Una compagnia la cui sorte viene mercanteggiata da anni al miglior offerente in un continuo imbastire tavoli d’intese nazionali e comunitarie dove purtroppo ad ogni slancio di positiva accelerata seguono nel concreto pochissimi atti di fattiva realizzazione. E così sul binomio “Good Company” e “Bad Company”, privatizzazione e ruolo strategico dello Stato, prosegue un amaro tiro alla fune dove tutti indignati osservano e pochissimi coraggiosi parlano.

Ad oggi la compagnia aerea di bandiera, stalla in una fase di mite incertezza che, da un lato ha rabbonito e tranquillizzato i pochi “eletti”, circa 3.000 assunti, e dall’altro inquieta le sigle sindacali ed i loro relativi lavoratori iscritti, il cui futuro resta ancorato alle nuove puntate di una sterile fiction all’italiana.
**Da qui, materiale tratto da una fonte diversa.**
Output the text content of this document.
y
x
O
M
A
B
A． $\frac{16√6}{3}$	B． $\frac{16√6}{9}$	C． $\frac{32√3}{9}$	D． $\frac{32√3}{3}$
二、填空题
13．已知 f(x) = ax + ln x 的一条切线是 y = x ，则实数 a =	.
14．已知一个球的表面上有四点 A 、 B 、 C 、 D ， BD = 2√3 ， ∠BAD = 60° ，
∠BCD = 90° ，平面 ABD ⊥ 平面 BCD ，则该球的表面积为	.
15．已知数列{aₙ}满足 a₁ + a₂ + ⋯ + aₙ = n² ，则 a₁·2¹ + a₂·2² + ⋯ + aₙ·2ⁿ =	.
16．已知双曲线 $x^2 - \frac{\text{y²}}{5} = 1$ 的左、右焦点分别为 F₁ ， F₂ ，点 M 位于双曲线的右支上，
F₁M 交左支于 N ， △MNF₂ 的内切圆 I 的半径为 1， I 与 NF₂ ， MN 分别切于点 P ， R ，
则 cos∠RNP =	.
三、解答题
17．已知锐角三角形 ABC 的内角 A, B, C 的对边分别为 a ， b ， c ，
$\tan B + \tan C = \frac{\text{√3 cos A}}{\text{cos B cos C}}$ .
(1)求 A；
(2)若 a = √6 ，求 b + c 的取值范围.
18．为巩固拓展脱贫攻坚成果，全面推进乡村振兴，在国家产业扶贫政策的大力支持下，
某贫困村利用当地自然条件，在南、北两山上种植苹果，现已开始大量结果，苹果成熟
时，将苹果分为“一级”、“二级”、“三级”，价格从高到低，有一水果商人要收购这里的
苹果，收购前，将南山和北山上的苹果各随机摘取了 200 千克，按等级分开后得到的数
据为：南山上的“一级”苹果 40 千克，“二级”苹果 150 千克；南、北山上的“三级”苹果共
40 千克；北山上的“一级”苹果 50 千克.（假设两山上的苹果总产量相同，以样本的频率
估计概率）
La scelta strategica di concentrarsi solo sul settore aviation lasciando fuori handling e manutenzione ha inesorabilmente trascinato dietro di sé migliaia di risorse con le loro professionalità ed esperienze costruite in decenni di continui stravolgimenti ed incertezze operative.

Il senso civico nazionale ci impone una riflessione su queste tematiche, che seppure sembrano a noi lontane e da molti cittadini vengono recepite come mere notizie del giorno delle testate giornaliste e dei telegiornali, devono indurre quantomeno a pensare a quanto l’inerzia burocratica del susseguirsi dei vari governi, nonché la lungaggine delle scelte decisive, penalizza e mortifica vite umane il cui diritto al lavoro e tutto ciò che ne comporta in tale scenario diventano argomentazioni di marginaria importanza invece che elementi fondamentali di dignità personale.

E’ dovere dei sindacati tutelare i livelli occupazionali poiché è su questo presupposto basilare che si incardina la loro “mission” nonché tutta la credibilità dell’erigersi quali portavoce dei loro iscritti con le relative rimostranze. Insistere e perseverare affinché ci sia ascolto costruttivo tra le parti ed accordi chiari ma soprattutto celeri dove la “ripartenza” non sia fatta di “voli pindarici” ma di operatori che scendono a lavoro certi che quest’ultimo, in un modo o nell’altro, gli sarà sempre garantito a prescindere dall’avvicendarsi dei ciclici fisiologici mutamenti dei vertici aziendali.